Cahilliğin 50 Tonu
Ali Bulaç cahili diyor ki, erkeğin fıtratında 4 eş var, 4 kadın alabilir ama kadın dört eş yani dört erkek alamaz!
Karşısındaki gazeteci demiyor ki, hadi diyelim (azıcık bilimdışı olmaktan zarar gelmez, bizim de fantezimiz bu olsun: bilimdışılık) erkeğin fıtratında bu var, var da acaba bu tür bir eşçilik "evliliğin" fıtratına uygun mu?
Cevap... Soruyu anlamaz ki, ne cevabı! Tutturur, kuran diye.
Bakın Kuran'da fıtrat, yaradılış üzere anlamlarında tercüme edilip tefsir ediliyor. Henüz daha tevil edene rastlamadım 8İbül Arabi hariç). Tamam biz onların yolunda gidelim. Bir şeyin yaradılışı üzre yaşaması ise, insanın yaradılışı, adem ile havva'ya dayanır. Dört eş yaradılış maksadına uygun olsaydı, adem 4 eş isterdi. Nasıl ki çıplaklık insanın fıtratına uygun değildi ve utanıp giyindiler, bunun gibi adem bakardı duruma, ha derdi, bu iyi değil, bana 3 tane daha gerek, dörde çıkardı eş sayısı ama öyle olmadı.
Öte yandan doğa nesnelerinin fıtratı ile insanın fıtratını aynı kalıpta değerlendiremeyiz. İnsan düşünce varlığıdır, önceden belirlenmişliği perçinleyen her kavram düşüncenin önünde erir gider.
Gelin teviline bakalım, yani İspanyalı sufi, düşünür, alim, filozof, mistik İbnül Arabi ne diyor?
Fıtrat, bir şeyi başlangıcına taşımak (arkeoloji, etimoloji, hermeneutiz), onu orada parçalara ayırmak (epistemeoloji, fenomenoloji) anlamına gelen “fatr” kökünden türemiş olup, dini terminolojide "bir şeyin içinden varlık halinin çıkması" anlamında kullanılır.
İbnül Arabi'ye göre fıtrat, disiplinlerarası bir algılama platformu. bir bilim felsefesi dizgesine ait bir kavram.
Mesela, Hegel, mantıkbilimi'nde der ki, hırsızlık, kavramına uygun bir doğruluk taşır lakin Gerçek değildir, çünkü Tin'in kavramına (tabiatına, fıtratına) aykırıdır!
Bu cahillerin fıtrat'tan anladığı ise adeta tabiatın değişmez kanunları gibi, örneğin kedinin fıtratında uçmak olmadığı gibi kuşun fıtratında da anırmak yoktur, derler. sonra da bu tanımladıkları biçimiyle fıtrat kavramını, erkeğin fıtratında 4 eş vardır gibi bir önermeye taşırlar.
Cahilin cahile zulmüdür bu!
Bugün genetik bilimi, kuantum fiziği ve bilimin, teknolojinin geldiği en son noktada da artık biliyoruz ki her şey her şeyin potansını taşır ve evrensel bir bağıntılılık içindedir.

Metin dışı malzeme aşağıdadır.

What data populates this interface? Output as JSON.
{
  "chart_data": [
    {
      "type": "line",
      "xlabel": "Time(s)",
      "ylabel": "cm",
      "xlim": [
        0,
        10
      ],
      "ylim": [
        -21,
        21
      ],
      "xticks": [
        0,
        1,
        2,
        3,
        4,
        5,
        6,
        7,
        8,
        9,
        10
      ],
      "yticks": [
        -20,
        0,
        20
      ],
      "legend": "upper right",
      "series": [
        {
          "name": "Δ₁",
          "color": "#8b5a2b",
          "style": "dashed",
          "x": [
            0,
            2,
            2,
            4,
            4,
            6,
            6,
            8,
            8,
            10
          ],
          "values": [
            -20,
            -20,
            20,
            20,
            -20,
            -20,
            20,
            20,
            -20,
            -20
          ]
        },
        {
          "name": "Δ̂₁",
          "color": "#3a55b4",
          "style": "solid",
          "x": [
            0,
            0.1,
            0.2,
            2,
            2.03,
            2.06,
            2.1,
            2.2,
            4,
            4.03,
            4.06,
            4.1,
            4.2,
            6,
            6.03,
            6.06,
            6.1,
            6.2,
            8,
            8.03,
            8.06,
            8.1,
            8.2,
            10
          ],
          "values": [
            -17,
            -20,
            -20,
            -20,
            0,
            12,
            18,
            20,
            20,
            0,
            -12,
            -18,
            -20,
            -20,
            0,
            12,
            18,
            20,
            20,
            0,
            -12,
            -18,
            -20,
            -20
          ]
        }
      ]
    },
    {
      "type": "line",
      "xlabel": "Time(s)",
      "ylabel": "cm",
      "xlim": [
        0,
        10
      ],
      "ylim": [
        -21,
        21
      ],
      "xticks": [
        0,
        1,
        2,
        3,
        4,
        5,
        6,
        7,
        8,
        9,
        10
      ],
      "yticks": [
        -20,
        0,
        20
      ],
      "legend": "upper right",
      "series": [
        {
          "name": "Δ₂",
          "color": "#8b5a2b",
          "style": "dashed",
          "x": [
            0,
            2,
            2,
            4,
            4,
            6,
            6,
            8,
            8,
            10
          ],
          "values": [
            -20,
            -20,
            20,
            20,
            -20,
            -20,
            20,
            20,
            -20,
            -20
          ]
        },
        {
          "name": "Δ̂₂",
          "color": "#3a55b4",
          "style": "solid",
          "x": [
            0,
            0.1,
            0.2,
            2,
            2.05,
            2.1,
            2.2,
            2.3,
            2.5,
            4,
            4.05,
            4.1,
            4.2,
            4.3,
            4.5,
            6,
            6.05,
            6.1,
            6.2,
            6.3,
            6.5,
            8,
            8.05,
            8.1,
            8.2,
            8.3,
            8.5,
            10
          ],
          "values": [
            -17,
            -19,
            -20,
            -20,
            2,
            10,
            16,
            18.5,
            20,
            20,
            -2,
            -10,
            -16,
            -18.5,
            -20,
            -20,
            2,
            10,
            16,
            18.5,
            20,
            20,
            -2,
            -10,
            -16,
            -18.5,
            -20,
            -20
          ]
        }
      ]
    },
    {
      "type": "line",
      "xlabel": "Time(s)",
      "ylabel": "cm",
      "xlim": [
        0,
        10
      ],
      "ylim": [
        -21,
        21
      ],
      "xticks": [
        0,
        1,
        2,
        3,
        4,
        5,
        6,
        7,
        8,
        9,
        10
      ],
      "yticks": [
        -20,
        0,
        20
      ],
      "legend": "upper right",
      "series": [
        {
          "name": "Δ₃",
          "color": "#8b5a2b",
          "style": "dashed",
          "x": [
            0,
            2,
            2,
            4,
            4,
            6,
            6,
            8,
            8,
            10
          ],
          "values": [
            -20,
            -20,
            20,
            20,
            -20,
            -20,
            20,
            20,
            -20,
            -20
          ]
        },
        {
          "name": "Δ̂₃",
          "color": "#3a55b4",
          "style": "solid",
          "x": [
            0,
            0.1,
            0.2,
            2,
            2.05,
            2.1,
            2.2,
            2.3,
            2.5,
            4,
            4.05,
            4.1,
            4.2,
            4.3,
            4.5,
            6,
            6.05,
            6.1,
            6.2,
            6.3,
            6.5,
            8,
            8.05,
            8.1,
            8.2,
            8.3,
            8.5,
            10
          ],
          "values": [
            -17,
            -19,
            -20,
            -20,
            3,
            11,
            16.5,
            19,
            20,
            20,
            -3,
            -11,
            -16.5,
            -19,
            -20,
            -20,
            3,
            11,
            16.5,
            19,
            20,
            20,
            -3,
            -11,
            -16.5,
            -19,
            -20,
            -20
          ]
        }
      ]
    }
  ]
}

Gerçek olan budur. Evet, kedi, kedidir ama aynı zamanda her şeydir. İnsan, bir yanıyla doğa varlığı ama bir yanıyla da doğayı iptal eden, onu yeniden üreten ya da bozan ama her halükarda dönüştüren bir varlığa sahiptir.
Doğanın fıtratında süreklilik, yaşam, üreme, döngü var iken insanın fıtratında ise çatışma ve barışmanın birliği ile süreksizlik, ölüm, zevk ve şimdi vardır.
Neyse biz cahillerin cahilliklerine geri dönelim. Konu uzar da uzar.
Velhasıl kelam, sırf Fatr kelimesi Kuran'da geçtiği için inandırıcılıklarını artırmak için cümlelerinin içine fıtrat kelimesini katan zümrenin kullandığı fıtrat kelimesi, Fıtrat kelimesinin fıtratına uygun değildir!!!
Fıtrat, bir şeyin tür ve cins bakımından birbirini etkilemeyecek şekilde, kendi maksadına uygun yaşamasıdır. Örneğin, çok basit anlamda, makas bir terzilik aletidir. Bir boyama aleti değildir. Lakin postmodernizm, dekonstruktizm gibi çağdaş epistemik akımlar bu ve benzeri önermeleri, inancaları, dogamaları, statik olan her şeyi ala bora etmiştir. Her bir şey her bir şey için her bir şey olabilir!!!
Fıtrat kelimesi erekselliktir. Önceden belirlenmişlik değil, süreç içinde sonuçları olduğu gibi sonuçları etkileyen sebepleri de revize eden yüksek tinsel bir kavramdır.